All microwave ovens made after October 1971, are covered by a radiation safety standard enforced by the Food and Drug Administration.
This standard limits the amount of microwaves that can leak from a microwave oven during the lifetime of the appliance. The limit is 5 milliwatts of microwave radiation per square centimeter at approximately 2 inches from the oven surface. This is far below the level known to harm people. Furthermore, as you move away from an oven, the level of any leaking microwave radiation that may be reaching you decreases dramatically.
For example: Someone standing 20 inches from a microwave oven would receive approximately one one-hundredth of the amount of microwaves received at 2 inches.
This standard also requires all ovens to have two independent interlock systems that stop the production of microwaves the moment the latch is released or the door is opened. In addition, a monitoring system stops oven operation in case one or both of the interlock systems fail.

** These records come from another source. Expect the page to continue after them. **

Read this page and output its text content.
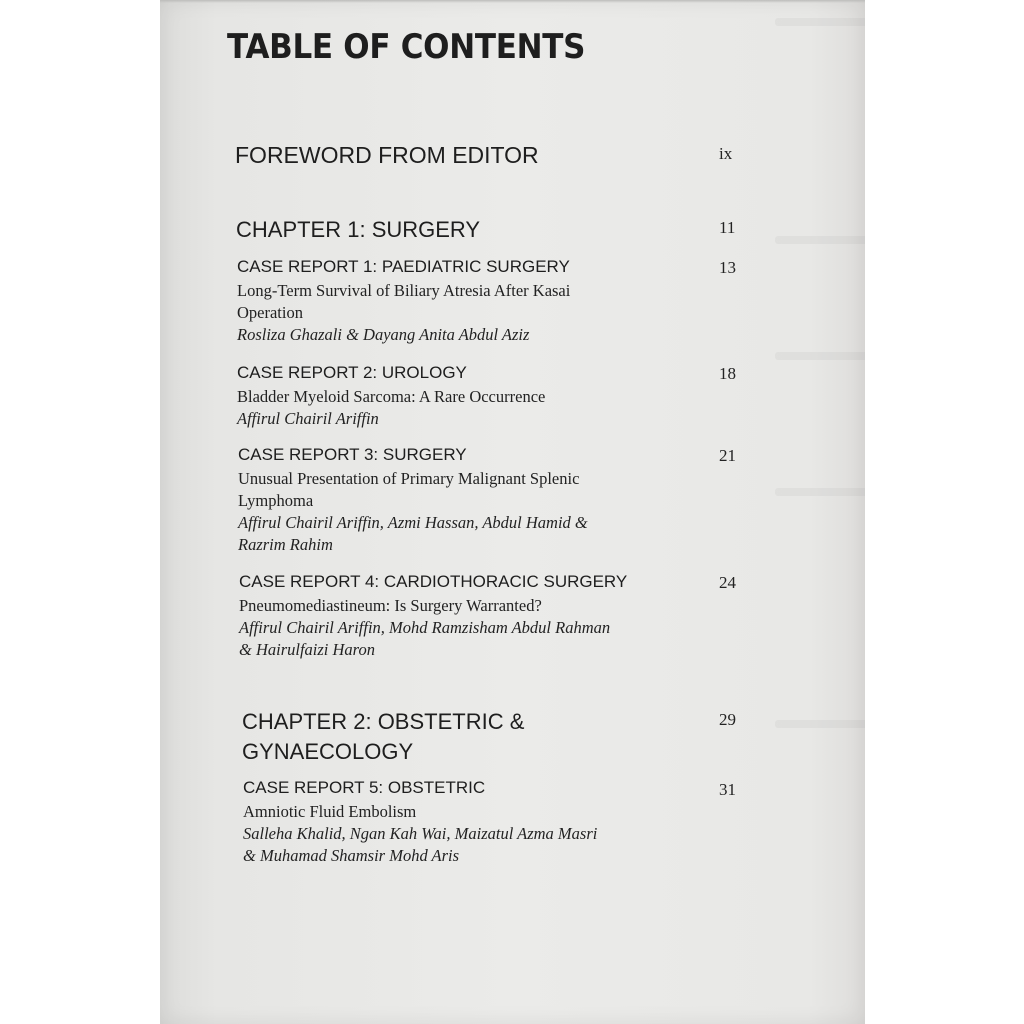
TABLE OF CONTENTS
FOREWORD FROM EDITOR	ix
CHAPTER 1: SURGERY	11
CASE REPORT 1: PAEDIATRIC SURGERY
Long-Term Survival of Biliary Atresia After Kasai
Operation
Rosliza Ghazali & Dayang Anita Abdul Aziz
13
CASE REPORT 2: UROLOGY
Bladder Myeloid Sarcoma: A Rare Occurrence
Affirul Chairil Ariffin
18
CASE REPORT 3: SURGERY
Unusual Presentation of Primary Malignant Splenic
Lymphoma
Affirul Chairil Ariffin, Azmi Hassan, Abdul Hamid &
Razrim Rahim
21
CASE REPORT 4: CARDIOTHORACIC SURGERY
Pneumomediastineum: Is Surgery Warranted?
Affirul Chairil Ariffin, Mohd Ramzisham Abdul Rahman
& Hairulfaizi Haron
24
CHAPTER 2: OBSTETRIC &
GYNAECOLOGY
29
CASE REPORT 5: OBSTETRIC
Amniotic Fluid Embolism
Salleha Khalid, Ngan Kah Wai, Maizatul Azma Masri
& Muhamad Shamsir Mohd Aris
31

The noise that many ovens continue to make after the door is opened is usually the fan. The noise does not mean that microwaves are being produced. There is no residual radiation remaining after microwave production has stopped. In this regard, a microwave is much like an electric light that stops when it is turned off.
Although the FDA standards assure that microwave ovens do not present any radiation hazard when new or used, the Oregon Health Division licenses all microwave repair facilities. This licensing ensures that the repairs are done only by authorized and qualified facilities, so that repaired microwave ovens meet the same safety standards as when manufactured.